Короткий опис (реферат):
Objective — to assess the potential influence of artificial intelligence-generated responses on decision-
making and care pathways in patients with respiratory and non-respiratory allergic conditions.
Materials and methods. Twelve questions were submitted to two of the most widely used artificial
intelligence-based chatbots: ChatGPT-4o and Gemini 2.0 Flash. Half of these questions were developed
through an analysis of Google Trends data from the past year in Ukraine (October 2023—September 2024).
Another half were compiled from an online survey of practising physicians, who identified the most frequently
asked questions by patients during clinical consultations. Five experts independently assessed each chatbot’s
responses based on three parameters: accuracy, correctness, and comprehensiveness, using a 0—3 scale
(0 = completely inaccurate/incorrect/non-comprehensive, 3 = fully accurate/correct/comprehensive). Later,
all these topics were categorised into two blocks: Decision-Making block and Awareness block.
Results and discussion. The mean scores were as follows: ChatGPT achieved 2.08 ± 0.46 (accuracy),
2.07 ± 0.52 (correctness) and 2.10 ± 0.57 (comprehensiveness) points, while Gemini scored 1.97 ± 0.71
(accuracy), 2.00 ± 0.69 (correctness) and 2.05 ± 0.67 (comprehensiveness) points. These results indicate a
slight overall advantage for ChatGPT, with the largest difference observed in accuracy (0.11 points).
Statistical analysis indicated moderate to strong agreement between experts, which is generally sufficient to
validate the results.
The analysis revealed that Decision-Making block questions were answered by ChatGPT with accuracy =
2.20 ± 0.52, correctness = 2.17 ± 0.50, comprehensiveness = 2.26 ± 0.48 points, and by Gemini with accuracy
= 2.00 ± 0.58, correctness = 1.91 ± 0.60, comprehensiveness = 2.06 ± 0.55 points. Awareness block questions
were answered by ChatGPT with accuracy = 1.92 ± 0.60, correctness = 1.92 ± 0.58 and comprehensiveness =
= 1.88 ± 0.62 points, and by Gemini with accuracy = 1.88 ± 0.65, correctness = 2.12 ± 0.57 and
comprehensiveness = 2.04 ± 0.59 points.
Conclusions. The experts in our study evaluated the answers on a four-point scale (from 0 to 3 points), and
both chatbots answered on average 2 points out of 3 possible for all parameters — accuracy, correctness and
completeness, which is a reasonable indicator.
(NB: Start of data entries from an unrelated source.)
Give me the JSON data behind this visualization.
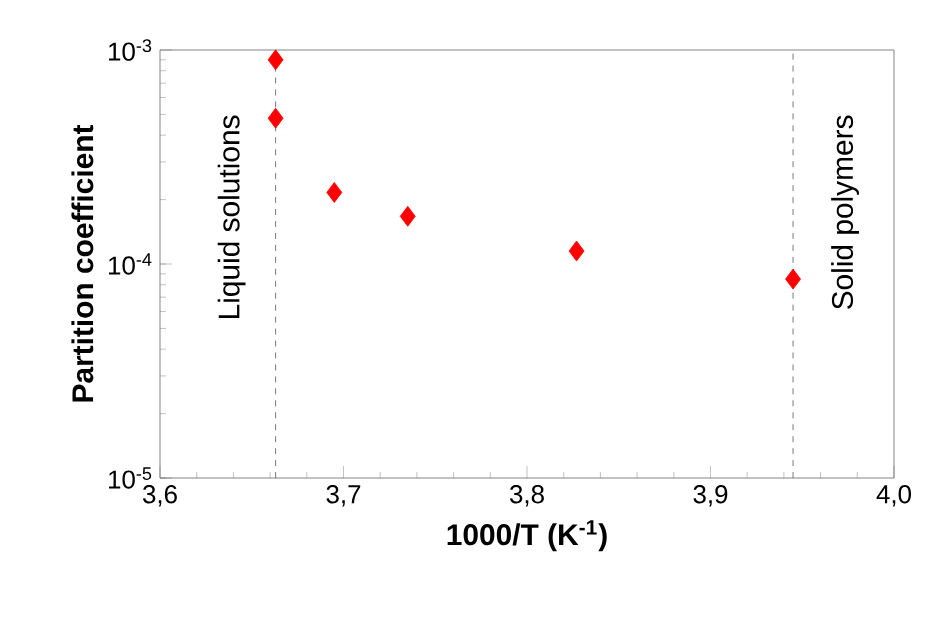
{
  "chart_data": {
    "type": "scatter",
    "xlabel": "1000/T (K$^{-1}$)",
    "ylabel": "Partition coefficient",
    "log": "y",
    "marker": "diamond",
    "grid": false,
    "xlim": [
      3.6,
      4.0
    ],
    "ylim": [
      1e-05,
      0.001
    ],
    "xticks": [
      {
        "value": 3.6,
        "label": "3,6"
      },
      {
        "value": 3.7,
        "label": "3,7"
      },
      {
        "value": 3.8,
        "label": "3,8"
      },
      {
        "value": 3.9,
        "label": "3,9"
      },
      {
        "value": 4.0,
        "label": "4,0"
      }
    ],
    "yticks": [
      {
        "value": 1e-05,
        "label": "10$^{-5}$"
      },
      {
        "value": 0.0001,
        "label": "10$^{-4}$"
      },
      {
        "value": 0.001,
        "label": "10$^{-3}$"
      }
    ],
    "series": [
      {
        "color": "#ff0000",
        "x": [
          3.663,
          3.663,
          3.695,
          3.735,
          3.827,
          3.945
        ],
        "values": [
          0.0009,
          0.00048,
          0.000216,
          0.000167,
          0.000115,
          8.5e-05
        ]
      }
    ],
    "ref_lines": [
      {
        "axis": "x",
        "value": 3.663,
        "label": "Liquid solutions",
        "color": "#555555",
        "line_style": "dashed"
      },
      {
        "axis": "x",
        "value": 3.945,
        "label": "Solid polymers",
        "color": "#555555",
        "line_style": "dashed"
      }
    ]
  }
}
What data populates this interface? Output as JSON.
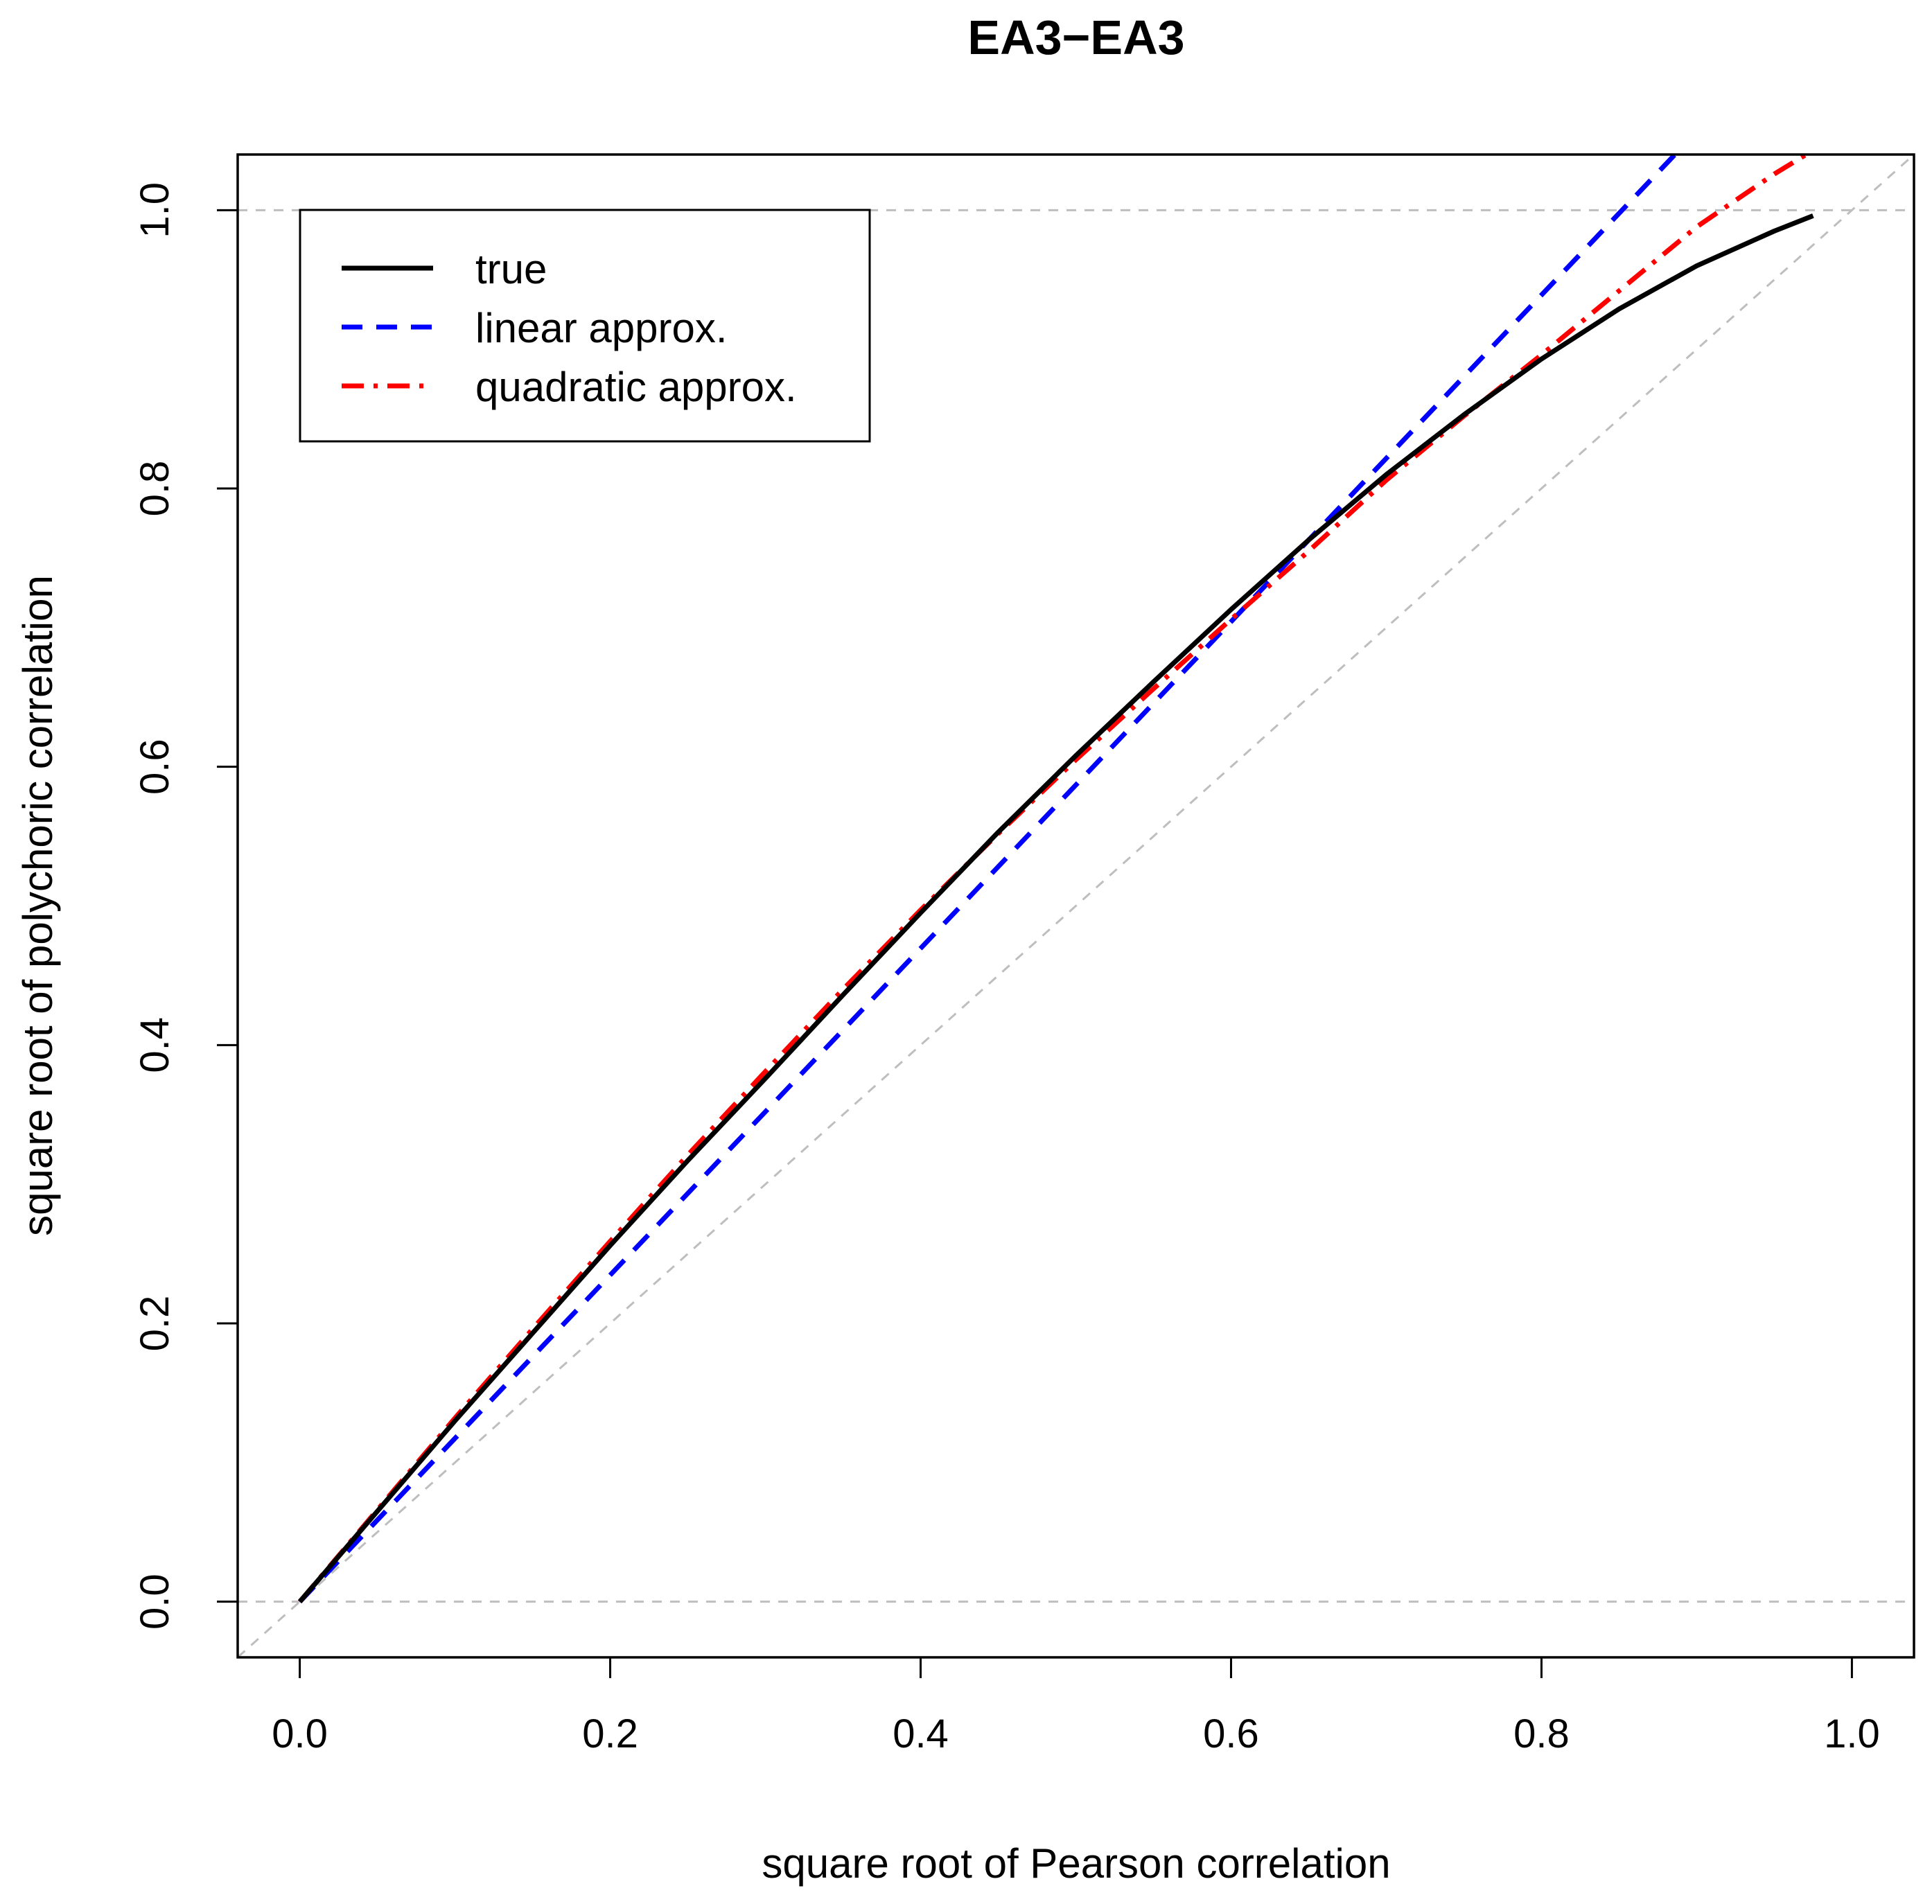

However, the analysis clearly showed (and this is noticeable in
the average deviation) that the range of Gemini’s answer scores was higher than ChatGPT’s, that is, the
chatbot gave both more high-quality and low-quality answers. This increases the chance for the questioner to
receive both a bad and a good answer, which is an indicator of the chatbot’s lower predictability.
In the Decision-Making block, ChatGPT was statistically significantly better, but in the Awareness block,
ChatGPT was better only in the accuracy of answers, while Gemini statistically significantly answered questions more completely and correctly according to expert assessments. ChatGPT consistently outperfor-med Gemini in the Decision-Making block, indicating its suitability for tasks requiring structured decision-making. In contrast, Gemini outperformed in the Awareness block, especially in correctness and completeness, indicating its effectiveness for information queries.